In the present study, multiple aneurysms were rather less common in patients who had a history of hypertension. In patients with hypertension, newly developed aneurysms may tend to rupture more easily when they are relatively small. The percentages of multiple aneurysms did not differ on the basis of age or sex, and cigarette smoking, alcohol consumption, diabetes mellitus, heart disease, and total serum cholesterol level were not related to aneurysm multiplicity. In Izumo, both among patients with aneurysmal SAH and in the population as a whole, smoking is less common in the elderly and in women [11, 13]. Therefore, if cigarette smoking increases the likelihood of multiple aneurysms, then the frequency of multiple aneurysms in Izumo would be higher in younger patients and men than in older patients and women. In this study, however, the absolute number of patients with multiple aneurysms was greater in older patients and women. These findings do not mean that there are especially high frequencies of multiple aneurysms in older patients and women because they also had higher frequencies of single aneurysms, in agreement with my previous hospital-based data [8]. In any event, multiplicity of aneurysms seems to be related mainly to aneurysm size at rupture; in other words, whether newly developed aneurysms rupture easily when they are small. In contrast, age, sex, site of ruptured aneurysms, and cerebrovascular risk factors such as hypertension and cigarette smoking may not play an important role in development of multiple aneurysms.

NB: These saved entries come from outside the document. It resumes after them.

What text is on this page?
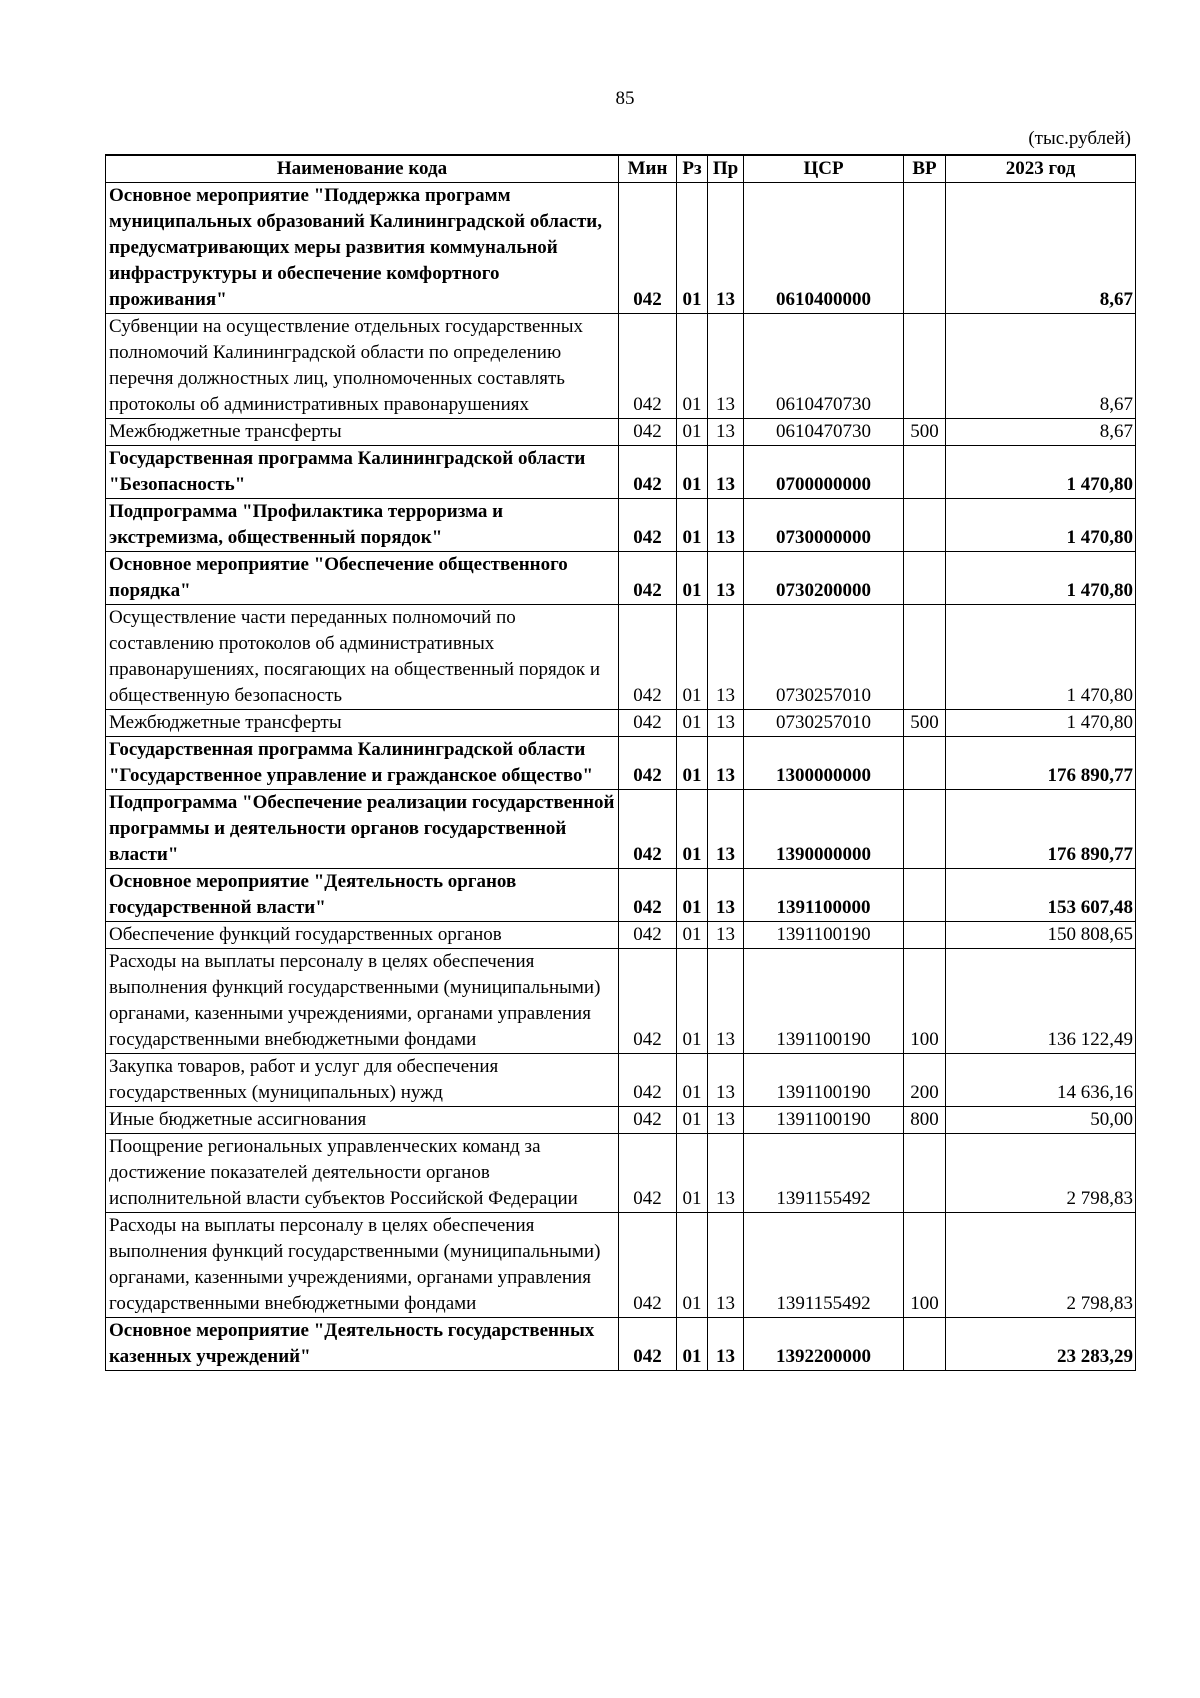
85
(тыс.рублей)
Наименование кода	Мин	Рз	Пр	ЦСР	ВР	2023 год
Основное мероприятие "Поддержка программ муниципальных образований Калининградской области, предусматривающих меры развития коммунальной инфраструктуры и обеспечение комфортного проживания"	042	01	13	0610400000		8,67
Субвенции на осуществление отдельных государственных полномочий Калининградской области по определению перечня должностных лиц, уполномоченных составлять протоколы об административных правонарушениях	042	01	13	0610470730		8,67
Межбюджетные трансферты	042	01	13	0610470730	500	8,67
Государственная программа Калининградской области "Безопасность"	042	01	13	0700000000		1 470,80
Подпрограмма "Профилактика терроризма и экстремизма, общественный порядок"	042	01	13	0730000000		1 470,80
Основное мероприятие "Обеспечение общественного порядка"	042	01	13	0730200000		1 470,80
Осуществление части переданных полномочий по составлению протоколов об административных правонарушениях, посягающих на общественный порядок и общественную безопасность	042	01	13	0730257010		1 470,80
Межбюджетные трансферты	042	01	13	0730257010	500	1 470,80
Государственная программа Калининградской области "Государственное управление и гражданское общество"	042	01	13	1300000000		176 890,77
Подпрограмма "Обеспечение реализации государственной программы и деятельности органов государственной власти"	042	01	13	1390000000		176 890,77
Основное мероприятие "Деятельность органов государственной власти"	042	01	13	1391100000		153 607,48
Обеспечение функций государственных органов	042	01	13	1391100190		150 808,65
Расходы на выплаты персоналу в целях обеспечения выполнения функций государственными (муниципальными) органами, казенными учреждениями, органами управления государственными внебюджетными фондами	042	01	13	1391100190	100	136 122,49
Закупка товаров, работ и услуг для обеспечения государственных (муниципальных) нужд	042	01	13	1391100190	200	14 636,16
Иные бюджетные ассигнования	042	01	13	1391100190	800	50,00
Поощрение региональных управленческих команд за достижение показателей деятельности органов исполнительной власти субъектов Российской Федерации	042	01	13	1391155492		2 798,83
Расходы на выплаты персоналу в целях обеспечения выполнения функций государственными (муниципальными) органами, казенными учреждениями, органами управления государственными внебюджетными фондами	042	01	13	1391155492	100	2 798,83
Основное мероприятие "Деятельность государственных казенных учреждений"	042	01	13	1392200000		23 283,29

A limitation of this study was that the exact location of the ruptured aneurysm was not confirmed in 66 (19%) of the 358 patients with aneurysmal SAH, mainly because of their poor clinical condition and/or very old age. The age-specific incidence rate of aneurysmal SAH increases with increasing age, and with aging of the population, the maximum age-specific incidence rate of SAH shifts to the very old age group [10, 11, 22, 23]. When taking into account the rapid increase in the number of very elderly people in most countries, it is vitally important to obtain reliable information about elderly patients. Another limitation of this study was that the number of patients was relatively small. Therefore, there is a need for further strict community-based studies in which all diagnoses are systematically verified by neuroimaging, surgery and/or autopsy, and which include aneurysm features, such as site, size, and multiplicity.

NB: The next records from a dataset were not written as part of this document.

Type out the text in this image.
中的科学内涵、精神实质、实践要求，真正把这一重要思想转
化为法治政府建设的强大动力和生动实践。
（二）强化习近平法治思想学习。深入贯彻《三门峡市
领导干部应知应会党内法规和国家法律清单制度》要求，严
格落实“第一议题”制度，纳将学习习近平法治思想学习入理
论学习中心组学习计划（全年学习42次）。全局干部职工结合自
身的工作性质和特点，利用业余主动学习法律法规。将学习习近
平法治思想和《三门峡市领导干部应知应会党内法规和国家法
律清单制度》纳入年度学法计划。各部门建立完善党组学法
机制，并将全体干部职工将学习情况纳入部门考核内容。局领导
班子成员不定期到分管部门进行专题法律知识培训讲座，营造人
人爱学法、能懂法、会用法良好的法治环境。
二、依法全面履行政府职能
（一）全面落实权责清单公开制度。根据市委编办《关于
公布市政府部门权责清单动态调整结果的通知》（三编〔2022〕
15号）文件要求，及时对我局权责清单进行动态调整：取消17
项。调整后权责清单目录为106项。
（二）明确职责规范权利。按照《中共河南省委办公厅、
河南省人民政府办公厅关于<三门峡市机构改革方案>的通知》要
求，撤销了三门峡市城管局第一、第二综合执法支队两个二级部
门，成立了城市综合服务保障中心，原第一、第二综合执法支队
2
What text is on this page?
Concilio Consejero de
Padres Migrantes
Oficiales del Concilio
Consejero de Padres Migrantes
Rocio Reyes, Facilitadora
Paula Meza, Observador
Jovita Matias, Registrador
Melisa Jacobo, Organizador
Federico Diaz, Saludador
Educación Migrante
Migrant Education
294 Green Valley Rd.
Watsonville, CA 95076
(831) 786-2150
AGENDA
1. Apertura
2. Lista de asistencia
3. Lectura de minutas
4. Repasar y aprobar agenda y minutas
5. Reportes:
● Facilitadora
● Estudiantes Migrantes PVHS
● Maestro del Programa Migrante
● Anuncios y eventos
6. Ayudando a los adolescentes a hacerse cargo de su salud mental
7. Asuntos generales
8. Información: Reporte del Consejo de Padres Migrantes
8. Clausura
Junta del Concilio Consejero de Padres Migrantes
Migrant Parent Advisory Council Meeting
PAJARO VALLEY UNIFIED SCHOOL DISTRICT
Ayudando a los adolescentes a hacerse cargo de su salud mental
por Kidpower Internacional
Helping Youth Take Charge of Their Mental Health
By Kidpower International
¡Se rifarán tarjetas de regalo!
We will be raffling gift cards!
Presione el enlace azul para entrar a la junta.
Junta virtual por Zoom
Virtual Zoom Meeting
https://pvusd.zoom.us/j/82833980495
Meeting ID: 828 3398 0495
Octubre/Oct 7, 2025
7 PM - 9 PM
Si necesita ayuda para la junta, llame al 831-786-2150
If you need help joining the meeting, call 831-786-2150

So far, no community-based studies have estimated the average annual incidence rates of SAH in patients harboring multiple aneurysms. In Izumo City, Japan, the average annual incidence rates for SAH in patients with multiple aneurysms and in those with single aneurysms were higher in women than in men, and the age-specific incidence rates of both SAH in patients with multiple and single aneurysms had a tendency to increase with age. In this study, only the size of ruptured aneurysms was a significant positive predictor of multiplicity, whereas hypertension was inversely associated with multiplicity. However, age, sex, ruptured aneurysm site, and cerebrovascular risk factors other than hypertension were not related to multiplicity of aneurysms. Further studies on the size of ruptured aneurysms may provide clues to the mechanism of multiplicity.